It was once dubbed "penmanship for illiterates" but emojis - the little symbols used to punctuate digital communications - have become so mainstream that 92 per cent of the world's 3.2 billion internet users admit to using them. Emojis have even been cited - successfully - in courtrooms from Israel to France as evidence of intent.
These icons range from the expressive - yellow cartoonish faces crying with laughter, looking angry, happy, sad and so on - to the figurative - a dancing lady in a red dress; hands clasped in prayer; an avocado; a pizza slice - to the scatological - see the smiling pile of excrement emoji for further elucidation. Now numbering more than 2600, they have become an essential part of modern discourse.
Their use is even spilling over into the workplace since they were loaded on to Apple users' desktops in 2011. One American study found that 76 per cent of respondents had sent the symbols to a colleague in a work email.

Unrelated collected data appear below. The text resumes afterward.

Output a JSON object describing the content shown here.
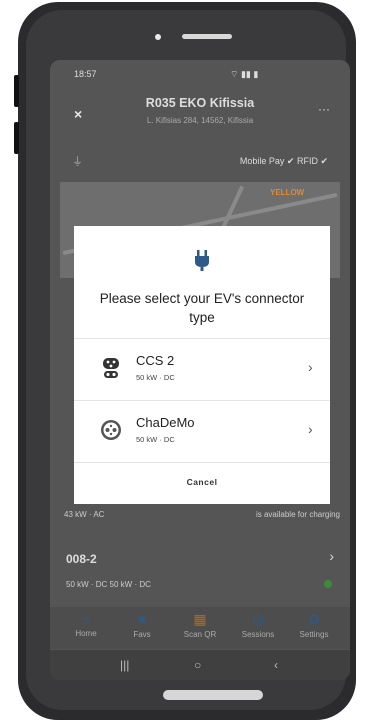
{
  "status": {
    "time": "18:57",
    "right_icons": "wifi-signal-battery"
  },
  "header": {
    "title": "R035 EKO Kifissia",
    "subtitle": "L. Kifisias 284, 14562, Kifissia",
    "close_label": "×",
    "more_label": "···"
  },
  "payments": {
    "text": "Mobile Pay ✔ RFID ✔"
  },
  "map": {
    "poi_label": "YELLOW"
  },
  "dialog": {
    "title": "Please select your EV's connector type",
    "options": [
      {
        "name": "CCS 2",
        "spec": "50 kW · DC",
        "icon": "ccs2-connector-icon"
      },
      {
        "name": "ChaDeMo",
        "spec": "50 kW · DC",
        "icon": "chademo-connector-icon"
      }
    ],
    "cancel_label": "Cancel"
  },
  "background": {
    "row1_power": "43 kW · AC",
    "row1_status": "is available for charging",
    "row2_name": "008-2",
    "row2_connectors": "50 kW · DC    50 kW · DC"
  },
  "tabs": [
    {
      "label": "Home",
      "icon": "home-icon"
    },
    {
      "label": "Favs",
      "icon": "star-icon"
    },
    {
      "label": "Scan QR",
      "icon": "qr-icon"
    },
    {
      "label": "Sessions",
      "icon": "sessions-icon"
    },
    {
      "label": "Settings",
      "icon": "gear-icon"
    }
  ],
  "colors": {
    "accent": "#2e5a88",
    "available": "#3a8c3a",
    "poi": "#e08a30"
  }
}
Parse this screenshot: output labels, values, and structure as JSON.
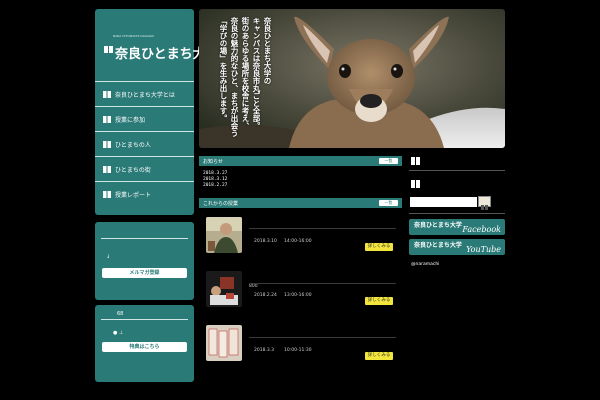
{
  "sidebar": {
    "logo_small": "NARA HITOMACHI DAIGAKU",
    "logo_text": "奈良ひとまち大学",
    "nav_items": [
      {
        "label": "奈良ひとまち大学とは"
      },
      {
        "label": "授業に参加"
      },
      {
        "label": "ひとまちの人"
      },
      {
        "label": "ひとまちの街"
      },
      {
        "label": "授業レポート"
      }
    ],
    "mail": {
      "arrow": "↓",
      "button": "メルマガ登録"
    },
    "special": {
      "count": "68",
      "marks": "●  ⊥",
      "button": "特典はこちら"
    }
  },
  "hero": {
    "tagline_lines": [
      "奈良ひとまち大学の",
      "キャンパスは奈良市丸ごと全部。",
      "街のあらゆる場所を校舎に考え、",
      "奈良の魅力的なひと、まちが出会う",
      "「学びの場」を生み出します。"
    ]
  },
  "news": {
    "title": "お知らせ",
    "button": "一覧",
    "dates": [
      "2018.3.27",
      "2018.3.12",
      "2018.2.27"
    ]
  },
  "events": {
    "title": "これからの授業",
    "button": "一覧",
    "items": [
      {
        "date": "2018.3.10",
        "time": "14:00-16:00",
        "meta": "",
        "button": "詳しくみる"
      },
      {
        "date": "2018.2.24",
        "time": "13:00-16:00",
        "meta": "800",
        "button": "詳しくみる"
      },
      {
        "date": "2018.3.3",
        "time": "10:00-11:30",
        "meta": "",
        "button": "詳しくみる"
      }
    ]
  },
  "right": {
    "search_placeholder": "",
    "facebook": {
      "brand": "奈良ひとまち大学",
      "name": "Facebook"
    },
    "youtube": {
      "brand": "奈良ひとまち大学",
      "name": "YouTube"
    },
    "handle": "@naramachi"
  },
  "colors": {
    "accent": "#2a7a77",
    "button_yellow": "#f2e53c",
    "background": "#000000"
  }
}
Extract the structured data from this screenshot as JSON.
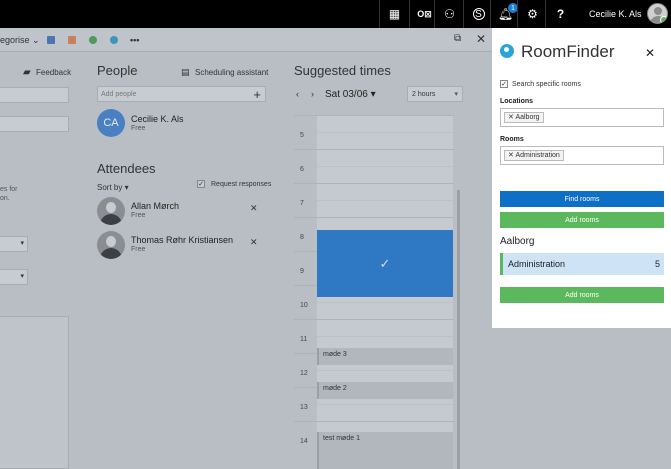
{
  "topbar": {
    "user_name": "Cecilie K. Als",
    "notification_count": "1",
    "icons": [
      "calendar-icon",
      "outlook-icon",
      "people-icon",
      "skype-icon",
      "bell-icon",
      "gear-icon",
      "help-icon"
    ]
  },
  "toolbar": {
    "categorise_label": "egorise",
    "more_label": "•••",
    "chevron": "⌄"
  },
  "form": {
    "feedback_label": "Feedback",
    "partial_text_1": "es for",
    "partial_text_2": "on."
  },
  "people": {
    "title": "People",
    "scheduling_label": "Scheduling assistant",
    "add_placeholder": "Add people",
    "organizer": {
      "initials": "CA",
      "name": "Cecilie K. Als",
      "status": "Free"
    }
  },
  "attendees": {
    "title": "Attendees",
    "sort_label": "Sort by",
    "request_label": "Request responses",
    "list": [
      {
        "name": "Allan Mørch",
        "status": "Free"
      },
      {
        "name": "Thomas Røhr Kristiansen",
        "status": "Free"
      }
    ]
  },
  "suggested": {
    "title": "Suggested times",
    "date": "Sat 03/06",
    "duration": "2 hours",
    "hours": [
      "5",
      "6",
      "7",
      "8",
      "9",
      "10",
      "11",
      "12",
      "13",
      "14"
    ],
    "events": [
      {
        "label": "møde 3"
      },
      {
        "label": "møde 2"
      },
      {
        "label": "test møde 1"
      }
    ]
  },
  "roomfinder": {
    "title": "RoomFinder",
    "search_specific_label": "Search specific rooms",
    "locations_label": "Locations",
    "location_tag": "Aalborg",
    "rooms_label": "Rooms",
    "room_tag": "Administration",
    "find_rooms_label": "Find rooms",
    "add_rooms_label": "Add rooms",
    "city": "Aalborg",
    "results": [
      {
        "name": "Administration",
        "count": "5"
      }
    ],
    "add_rooms_bottom_label": "Add rooms",
    "colors": {
      "primary": "#0e6fc7",
      "success": "#5cb85c",
      "selected_row": "#cfe3f6"
    }
  }
}
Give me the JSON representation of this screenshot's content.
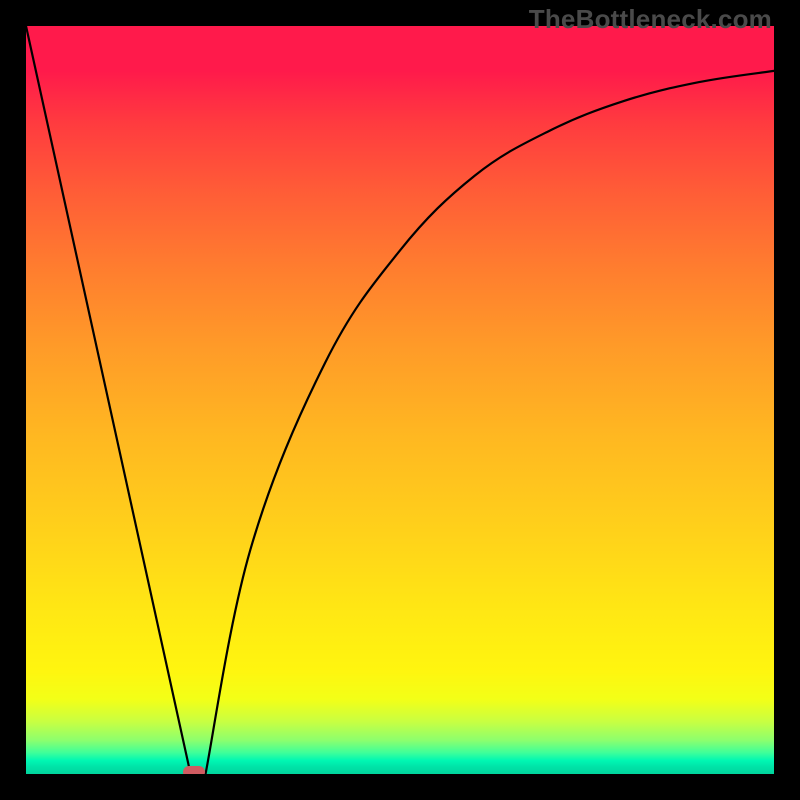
{
  "watermark": "TheBottleneck.com",
  "chart_data": {
    "type": "line",
    "title": "",
    "xlabel": "",
    "ylabel": "",
    "xlim": [
      0,
      100
    ],
    "ylim": [
      0,
      100
    ],
    "series": [
      {
        "name": "bottleneck-curve",
        "x": [
          0,
          22,
          24,
          30,
          40,
          50,
          60,
          70,
          80,
          90,
          100
        ],
        "values": [
          100,
          0,
          0,
          30,
          55,
          70,
          80,
          86,
          90,
          92.5,
          94
        ]
      }
    ],
    "annotations": [
      {
        "name": "optimal-marker",
        "x": 22.5,
        "y": 0
      }
    ],
    "background_gradient": {
      "top": "#ff1a4b",
      "mid": "#ffd21a",
      "bottom": "#00d49d"
    }
  }
}
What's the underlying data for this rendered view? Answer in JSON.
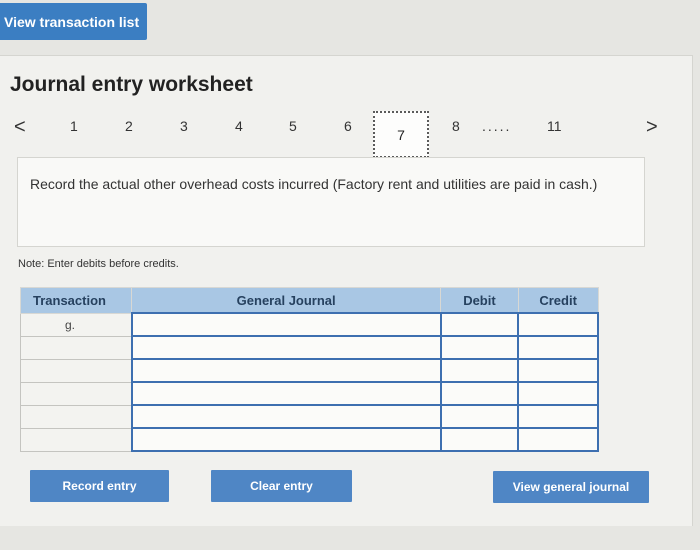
{
  "top_button": "View transaction list",
  "title": "Journal entry worksheet",
  "pager": {
    "prev_icon": "<",
    "next_icon": ">",
    "pages": [
      "1",
      "2",
      "3",
      "4",
      "5",
      "6",
      "7",
      "8"
    ],
    "ellipsis": ".....",
    "last": "11",
    "current": "7"
  },
  "instruction": "Record the actual other overhead costs incurred (Factory rent and utilities are paid in cash.)",
  "note": "Note: Enter debits before credits.",
  "table": {
    "headers": [
      "Transaction",
      "General Journal",
      "Debit",
      "Credit"
    ],
    "first_transaction": "g."
  },
  "buttons": {
    "record": "Record entry",
    "clear": "Clear entry",
    "view_journal": "View general journal"
  }
}
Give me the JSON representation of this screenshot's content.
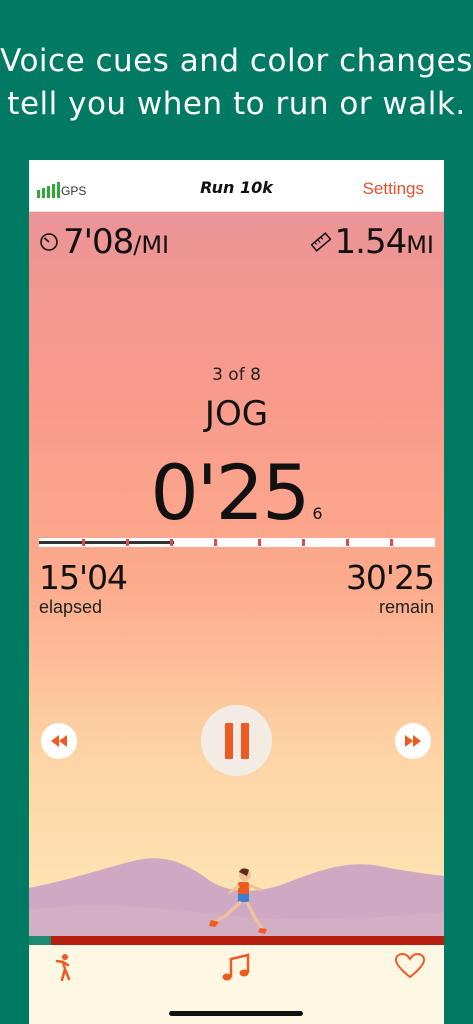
{
  "headline": {
    "line1": "Voice cues and color changes",
    "line2": "tell you when to run or walk."
  },
  "navbar": {
    "gps_label": "GPS",
    "title": "Run 10k",
    "settings_label": "Settings"
  },
  "stats": {
    "pace_value": "7'08",
    "pace_unit": "/MI",
    "distance_value": "1.54",
    "distance_unit": "MI"
  },
  "interval": {
    "count": "3 of 8",
    "name": "JOG",
    "countdown": "0'25",
    "tenths": "6"
  },
  "progress": {
    "completed_fraction": 0.34,
    "segment_count": 9
  },
  "times": {
    "elapsed_value": "15'04",
    "elapsed_label": "elapsed",
    "remain_value": "30'25",
    "remain_label": "remain"
  },
  "controls": {
    "back_icon": "skip-back-icon",
    "pause_icon": "pause-icon",
    "forward_icon": "skip-forward-icon"
  },
  "tabbar": {
    "tabs": [
      "stretch-icon",
      "music-icon",
      "heart-icon"
    ]
  },
  "colors": {
    "accent": "#e4502b",
    "pause": "#ef5a23",
    "gps_signal": "#2ea836",
    "background": "#007a63"
  }
}
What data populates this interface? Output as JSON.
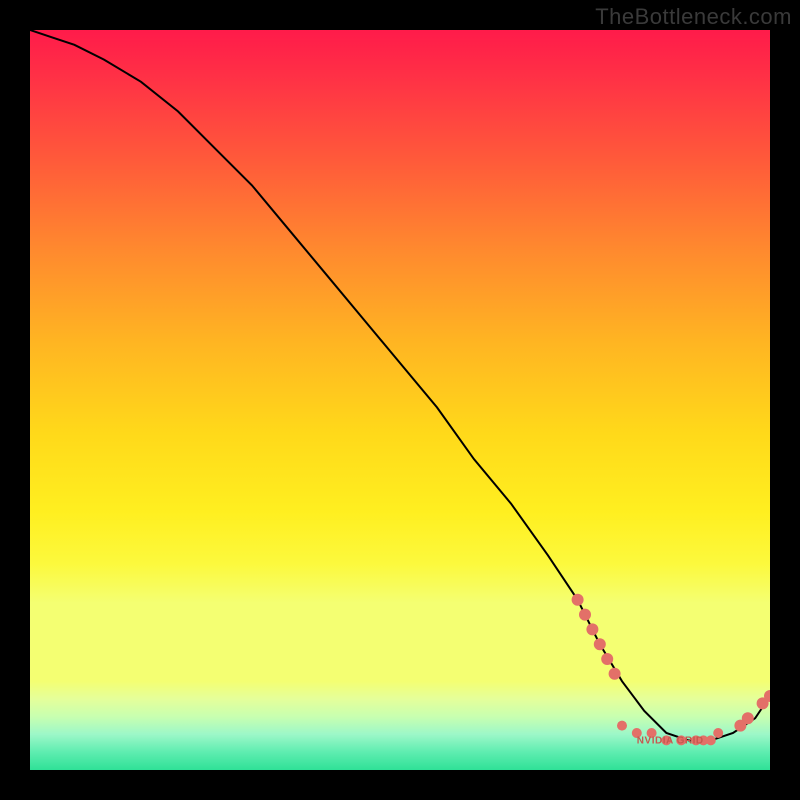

Researchers at Ben-Gurion University of the Negev in Israel warn this week that work users should proceed with caution, however, as "smileys ... decrease perceptions of competence".
Not so, says the world's first "emoji translator". Keith Broni, 27, was appointed by consultancy firm Today Translations this year to iron out businesses' use of Unicode's pictorial language. When companies are unsure as to whether communications containing a winking face emoji will come off as cheeky, or just charmless, they give Broni a call. "You don't want to try to use the power of emoji and have it backfire," he says. "In interpersonal communications, [using them incorrectly] can be confusing or even contradictory."
For brands hoping the images will make them look relevant, failure to strike the right note "will look amateurish" and "like a corporate cash-in".